(Bloomberg) -- It was an outwardly boring week in the S&P 500. But in chancier corners of the market a decidedly risk-on tone is building, evidence traders are awakening after three months of shell shock.
While broad benchmarks sat still, speculative shares soared, among them companies that recently went public, stocks favored by short sellers, and firms with weaker balance sheets. A seven-week rally was preserved in the Russell 2000, which was joined in record territory by an index of microcaps.
Gains in the third category, companies with shakier finances, breathed new life into a trade that had prevailed for most of the bull market before deteriorating as investors sought safety. Known as the low-quality rally, its revival may signal indiscriminate buying pressure is building again for equities.
“Folks feel good about the risk-on trade,” Gary Bradshaw, a portfolio manager at Hodges Capital Management in Dallas, said by phone. “It’s not easy to get people to put money into the market, but you kind of have a healthy consumer, you’ve got healthy corporations, companies buying stock. Life’s good, the way I look at it.”
It was a week billed as the most important stretch for the world economy this year. President Donald Trump met with North Korea’s Kim Jong Un, the Federal Reserve pondered interest rates, the European Central Bank set a limit on bond buying and China vowed to retaliate after the U.S. announced tariffs on $50 billion worth of goods.
Looking at reactions in the broad market, you would’ve thought nothing happened. The wire-to-wire change in the S&P 500 was the smallest of 2018, and benchmark volatility is roughly half its level in late March. Friday looked exciting early as the S&P 500 fell as much as 0.8 percent, but ended in a whimper.
For the five sessions, the S&P 500 gained 1 one-hundredth of a percent, closing at 2,779.42. The Dow Jones Industrial Average lost 0.9 percent to 25,090.48. The Nasdaq Composite Index climbed 1.3 percent to 7,746.38.
Below the surface, things were jumping. Technology companies that went public recently soared. Dropbox Inc., which began trading on March 23, climbed 32 percent. Cloud-based software company Zuora Inc. surged 18 percent, topping off gains of more than 50 percent since the start of the month. An exchange-traded fund that tracks newly public companies, the Renaissance IPO ETF, posted its second-best weekly gain this year.
Avalara Inc., a Seattle-based company that provides sales tax-management solutions, started trading on the NYSE Friday and nearly doubled. There have been 22 technology companies to go public so far this year in the U.S., and they’ve gained an average of 70 percent, weighted by offer size, according to data compiled by Bloomberg.
To Chris Bertelsen, chief investment officer of Aviance Capital, a Florida-based advisory firm, it’s a sign of just how much risk investors are willing to take to juice performance.

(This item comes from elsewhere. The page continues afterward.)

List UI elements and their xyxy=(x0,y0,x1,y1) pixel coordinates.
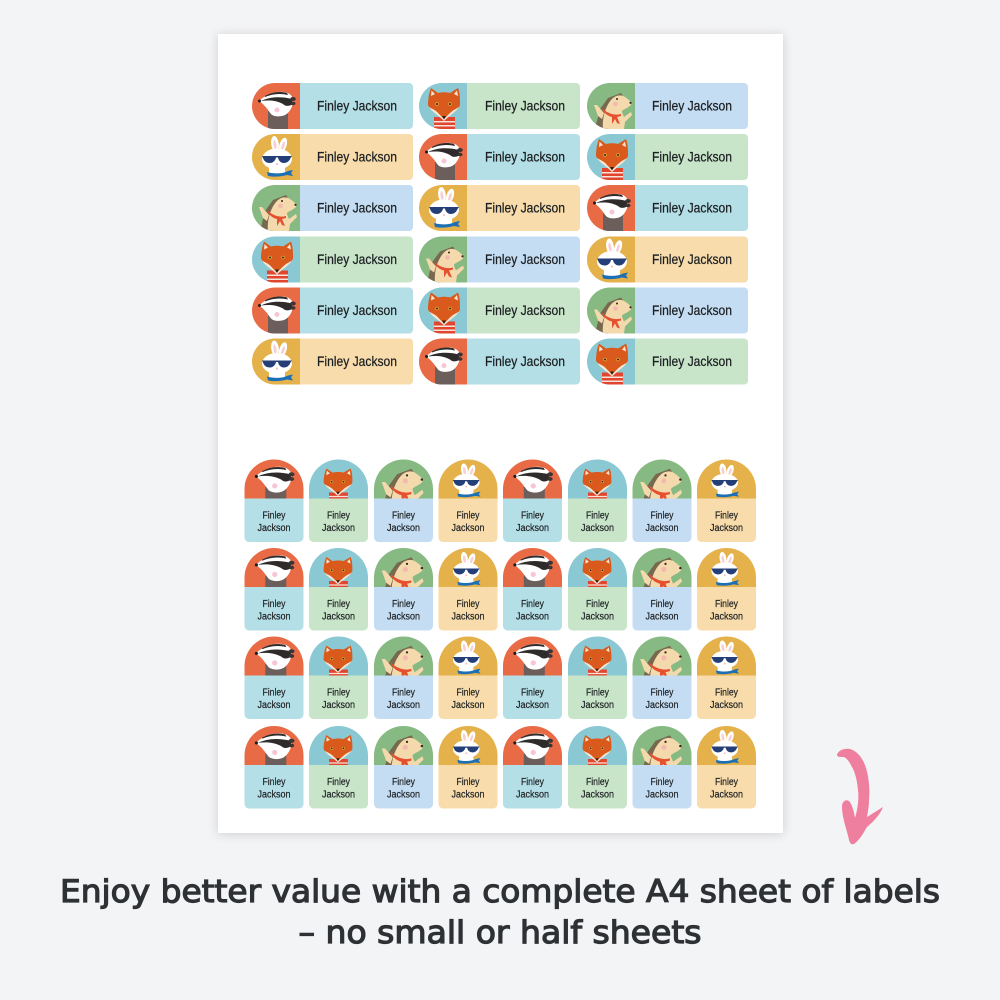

“They’re chasing returns,” he said in an interview at Bloomberg’s New York headquarters. “They’ve been forced into taking risk generally in equities where they’re in an area where they’re really not comfortable in.”
As crazy as it’s been, it’s still a little early for comparisons to past IPO frenzies such as the one in 1999. About 130 technology companies made their IPO in the U.S. that year, and the average gain was more than 300 percent, according to Bloomberg data.
The outperformance in weak-balance-sheet companies came even as the Fed was raising interest rates. A basket compiled by Goldman Sachs (NYSE:GS) of companies with flimsier finances outpaced their stronger counterparts this week by more than half a percent. It may signal investor optimism as we enter the summer, according to Bertelsen.
“It shows that it’s actually a pretty healthy economic environment,” he said. “Why would you invest in a company where the balance sheet is stressed? You would do it if you felt that either the company or because of the economic situation that they’re going to grow into a more satisfactory fundamental balance sheet.”
Stocks that speculators bet will fall instead rose. A basket of 50 heavily shorted companies jumped more than 3 percent this week. The performance is more than double that of a separate group of companies favored by hedge-fund longs. The outperformance isn’t completely out of the blue either, as the high short interest stocks have jumped nearly 9 percent since June’s start.
“Honestly, people think growth is going to be the way that the market moves in perpetuity,” Kim Forrest, senior portfolio manager at Fort Pitt Capital Group LLC in Pittsburgh, said by phone. “And whenever I hear the word perpetuity, I know we’re in for a change. Stuff doesn’t last forever.”